KEY POINTS

- WTI crude surged 6.49% to $89.29 per barrel Monday, reversing Friday's 11.5% collapse, as the US seized an Iranian cargo ship and Tehran pulled out of peace talks.

- The Strait of Hormuz crisis has disrupted an estimated 13 million barrels per day of supply — the largest disruption in global oil market history according to the IEA.

- Traders should watch the $85 WTI floor and $100 Brent ceiling as the next ceasefire deadline approaches; a breakdown in talks could push crude into triple digits within days.

West Texas Intermediate crude futures surged 6.49% to $89.29 per barrel on Monday, erasing the bulk of Friday's 11.5% plunge and reminding energy traders that the Strait of Hormuz crisis is far from resolved. Brent crude climbed 6.34% to $96.12, putting the international benchmark within striking distance of the psychologically critical $100 level it last breached in late March. The two-session swing of nearly 18 percentage points in WTI represents the kind of volatility not seen since the early days of the 2026 Iran war fuel crisis, and it is forcing energy desks across Wall Street to rethink their models.

The catalyst for Monday's spike was President Trump's confirmation on Sunday that U.S. forces had struck and seized an Iranian-flagged cargo vessel in the Gulf of Oman. Tehran responded by declaring the second round of peace talks dead and reasserting control over the Strait of Hormuz chokepoint after briefly opening it to commercial traffic on Friday. That Friday reopening had sent crude tumbling as traders priced in the possibility of a durable de-escalation. By Saturday, the optimism was gone.

The Largest Supply Disruption in History

The International Energy Agency has characterized the effective closure of the Strait of Hormuz as the "largest supply disruption in the history of the global oil market." The strait normally carries roughly one-fifth of the world's oil supply, and the nearly two-month disruption has removed an estimated 13 million barrels per day of crude, condensates, and natural gas liquids from the market. Strategic petroleum reserve releases by the United States, China, Japan, and European nations have cushioned the blow, but those reserves are finite, and the drawdowns are accelerating.
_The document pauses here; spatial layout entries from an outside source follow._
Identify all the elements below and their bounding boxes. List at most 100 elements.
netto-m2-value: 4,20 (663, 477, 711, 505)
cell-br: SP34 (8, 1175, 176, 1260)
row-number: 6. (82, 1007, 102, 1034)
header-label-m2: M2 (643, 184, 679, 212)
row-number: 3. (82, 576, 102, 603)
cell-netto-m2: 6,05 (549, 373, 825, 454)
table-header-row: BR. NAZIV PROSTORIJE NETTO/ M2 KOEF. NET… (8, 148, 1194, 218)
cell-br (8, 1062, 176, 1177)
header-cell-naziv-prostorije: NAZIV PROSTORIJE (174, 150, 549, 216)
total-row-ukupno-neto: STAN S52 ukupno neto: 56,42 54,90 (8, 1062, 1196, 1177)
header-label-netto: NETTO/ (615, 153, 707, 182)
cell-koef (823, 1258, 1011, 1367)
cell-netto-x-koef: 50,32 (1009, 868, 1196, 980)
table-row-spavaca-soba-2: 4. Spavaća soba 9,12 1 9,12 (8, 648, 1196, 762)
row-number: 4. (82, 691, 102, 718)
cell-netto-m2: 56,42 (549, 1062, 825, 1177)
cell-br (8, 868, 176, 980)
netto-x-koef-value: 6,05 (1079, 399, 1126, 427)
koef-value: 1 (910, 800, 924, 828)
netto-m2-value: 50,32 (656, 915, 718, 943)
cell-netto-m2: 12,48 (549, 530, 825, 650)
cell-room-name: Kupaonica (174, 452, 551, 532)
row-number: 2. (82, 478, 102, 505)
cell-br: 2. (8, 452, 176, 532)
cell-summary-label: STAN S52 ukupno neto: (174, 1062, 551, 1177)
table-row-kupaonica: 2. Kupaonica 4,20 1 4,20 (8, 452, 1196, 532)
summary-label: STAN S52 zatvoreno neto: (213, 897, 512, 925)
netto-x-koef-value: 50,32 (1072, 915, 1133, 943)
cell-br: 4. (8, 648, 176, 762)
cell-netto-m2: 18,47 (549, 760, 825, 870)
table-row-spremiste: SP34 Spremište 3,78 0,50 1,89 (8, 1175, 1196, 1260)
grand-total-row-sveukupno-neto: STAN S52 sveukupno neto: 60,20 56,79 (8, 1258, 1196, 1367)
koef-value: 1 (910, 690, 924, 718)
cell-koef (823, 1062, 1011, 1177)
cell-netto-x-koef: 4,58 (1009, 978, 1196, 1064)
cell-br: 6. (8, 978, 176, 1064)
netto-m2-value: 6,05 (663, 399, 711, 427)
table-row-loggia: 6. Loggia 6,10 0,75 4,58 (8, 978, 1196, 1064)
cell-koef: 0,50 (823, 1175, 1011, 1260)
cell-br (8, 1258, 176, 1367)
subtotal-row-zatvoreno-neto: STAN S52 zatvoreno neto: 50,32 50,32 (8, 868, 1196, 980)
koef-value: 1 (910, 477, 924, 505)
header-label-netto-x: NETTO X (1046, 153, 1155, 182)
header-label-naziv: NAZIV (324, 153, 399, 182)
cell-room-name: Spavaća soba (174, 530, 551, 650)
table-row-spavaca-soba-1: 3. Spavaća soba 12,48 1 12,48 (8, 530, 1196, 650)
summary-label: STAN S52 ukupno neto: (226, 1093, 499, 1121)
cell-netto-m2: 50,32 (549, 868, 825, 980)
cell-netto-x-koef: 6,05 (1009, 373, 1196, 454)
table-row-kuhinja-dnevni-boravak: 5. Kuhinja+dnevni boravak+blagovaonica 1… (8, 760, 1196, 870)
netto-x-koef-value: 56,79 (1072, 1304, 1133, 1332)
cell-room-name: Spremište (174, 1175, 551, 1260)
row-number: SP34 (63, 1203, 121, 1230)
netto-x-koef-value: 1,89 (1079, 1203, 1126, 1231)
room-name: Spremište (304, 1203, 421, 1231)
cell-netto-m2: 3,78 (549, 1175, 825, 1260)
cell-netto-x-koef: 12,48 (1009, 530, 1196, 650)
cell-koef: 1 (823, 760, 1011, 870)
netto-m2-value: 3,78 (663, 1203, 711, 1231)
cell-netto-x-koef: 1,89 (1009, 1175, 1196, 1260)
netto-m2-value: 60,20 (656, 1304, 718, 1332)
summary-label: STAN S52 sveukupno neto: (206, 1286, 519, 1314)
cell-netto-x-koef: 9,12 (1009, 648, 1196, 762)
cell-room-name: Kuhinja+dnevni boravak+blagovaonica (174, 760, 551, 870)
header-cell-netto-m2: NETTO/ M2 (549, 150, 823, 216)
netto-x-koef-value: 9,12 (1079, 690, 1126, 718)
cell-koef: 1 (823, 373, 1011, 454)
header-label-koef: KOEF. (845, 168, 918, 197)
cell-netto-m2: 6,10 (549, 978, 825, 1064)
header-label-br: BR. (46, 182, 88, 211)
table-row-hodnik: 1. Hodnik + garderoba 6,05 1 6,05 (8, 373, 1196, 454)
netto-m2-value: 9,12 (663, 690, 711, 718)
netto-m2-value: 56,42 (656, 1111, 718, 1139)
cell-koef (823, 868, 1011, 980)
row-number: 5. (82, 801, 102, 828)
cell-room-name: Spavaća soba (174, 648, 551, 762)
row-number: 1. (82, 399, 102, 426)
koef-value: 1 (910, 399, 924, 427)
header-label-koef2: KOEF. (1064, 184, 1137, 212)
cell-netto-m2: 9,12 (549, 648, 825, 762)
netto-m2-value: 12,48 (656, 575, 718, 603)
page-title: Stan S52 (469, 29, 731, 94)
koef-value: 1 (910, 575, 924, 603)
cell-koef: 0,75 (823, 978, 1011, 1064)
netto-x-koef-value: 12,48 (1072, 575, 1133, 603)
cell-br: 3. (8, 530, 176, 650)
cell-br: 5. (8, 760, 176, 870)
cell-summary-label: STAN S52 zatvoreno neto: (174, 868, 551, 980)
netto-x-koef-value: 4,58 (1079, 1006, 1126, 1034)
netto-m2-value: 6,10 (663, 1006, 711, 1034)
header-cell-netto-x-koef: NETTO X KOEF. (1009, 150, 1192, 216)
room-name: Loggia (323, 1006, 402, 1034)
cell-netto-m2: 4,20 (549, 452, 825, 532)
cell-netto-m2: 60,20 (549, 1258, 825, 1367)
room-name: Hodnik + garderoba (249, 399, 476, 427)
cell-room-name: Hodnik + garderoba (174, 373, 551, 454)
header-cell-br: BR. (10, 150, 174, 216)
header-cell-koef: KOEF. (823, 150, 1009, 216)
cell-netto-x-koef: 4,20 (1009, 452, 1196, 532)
At the pump, the impact is tangible but manageable so far. A gallon of regular gasoline costs an average of $4.05 nationally, down 8 cents from last week's peak but still $1.07 above the pre-war average of $2.98. The gap between Brent and WTI has widened to nearly $7, reflecting the premium the global market is placing on non-US supply disruption risk. Refiners with access to domestic crude, including Valero and Marathon Petroleum, are benefiting from the spread, while those dependent on imported barrels face margin compression.

The Friday-to-Monday whipsaw has created a treacherous trading environment. Friday's 11.5% crash was triggered by Iran's surprise announcement that the Strait was "completely open," a statement that sent crude prices down more than 10% within hours. Options market makers who had sold downside protection were caught offside, and the resulting forced buying amplified the move. By Monday, those same market makers were scrambling to hedge the other direction as crude reversed course, creating a feedback loop that exaggerated the upside move.

The OPEC+ Wild Card

OPEC+ has so far declined to announce emergency production increases, a decision that has puzzled some analysts given the scale of the disruption. Saudi Arabia, the cartel's de facto leader, has signaled privately that it views the crisis as a short-term geopolitical event rather than a structural supply shortage, and that bringing additional barrels online would risk crashing prices if a peace deal materializes. The kingdom is reportedly producing at roughly 10.2 million barrels per day, well below its stated capacity of 12.5 million, leaving significant spare capacity in reserve.

The United Arab Emirates and Kuwait have echoed Riyadh's wait-and-see approach, though both have quietly increased shipments through the Fujairah export terminal on the Gulf of Oman, which bypasses the Strait entirely. Iraq, whose southern export facilities face less direct risk, has boosted loadings from Basra by an estimated 200,000 barrels per day. These incremental additions have not been enough to offset the Hormuz closure, but they have prevented an even sharper price spike.

Where Crude Goes From Here

The near-term price trajectory depends almost entirely on diplomacy. If Iran and the United States resume peace talks before the current ceasefire framework expires later this week, traders expect WTI to retreat toward the $80-$85 range that prevailed during the brief April 17 detente. If talks collapse and military operations escalate, the $100 Brent level becomes not a ceiling but a floor, with some strategists at Goldman Sachs and JPMorgan modeling a $110-$120 range in a prolonged-conflict scenario.

For energy traders, the $85 WTI level is the most important technical support. The contract has bounced off that zone three times since early April, and a break below would signal that the market believes a resolution is imminent. On the upside, a sustained move above $95 in WTI would likely trigger fresh buying from commodity trading advisors and momentum funds, potentially accelerating the march toward triple digits. The next 72 hours of Strait of Hormuz headlines will determine the direction.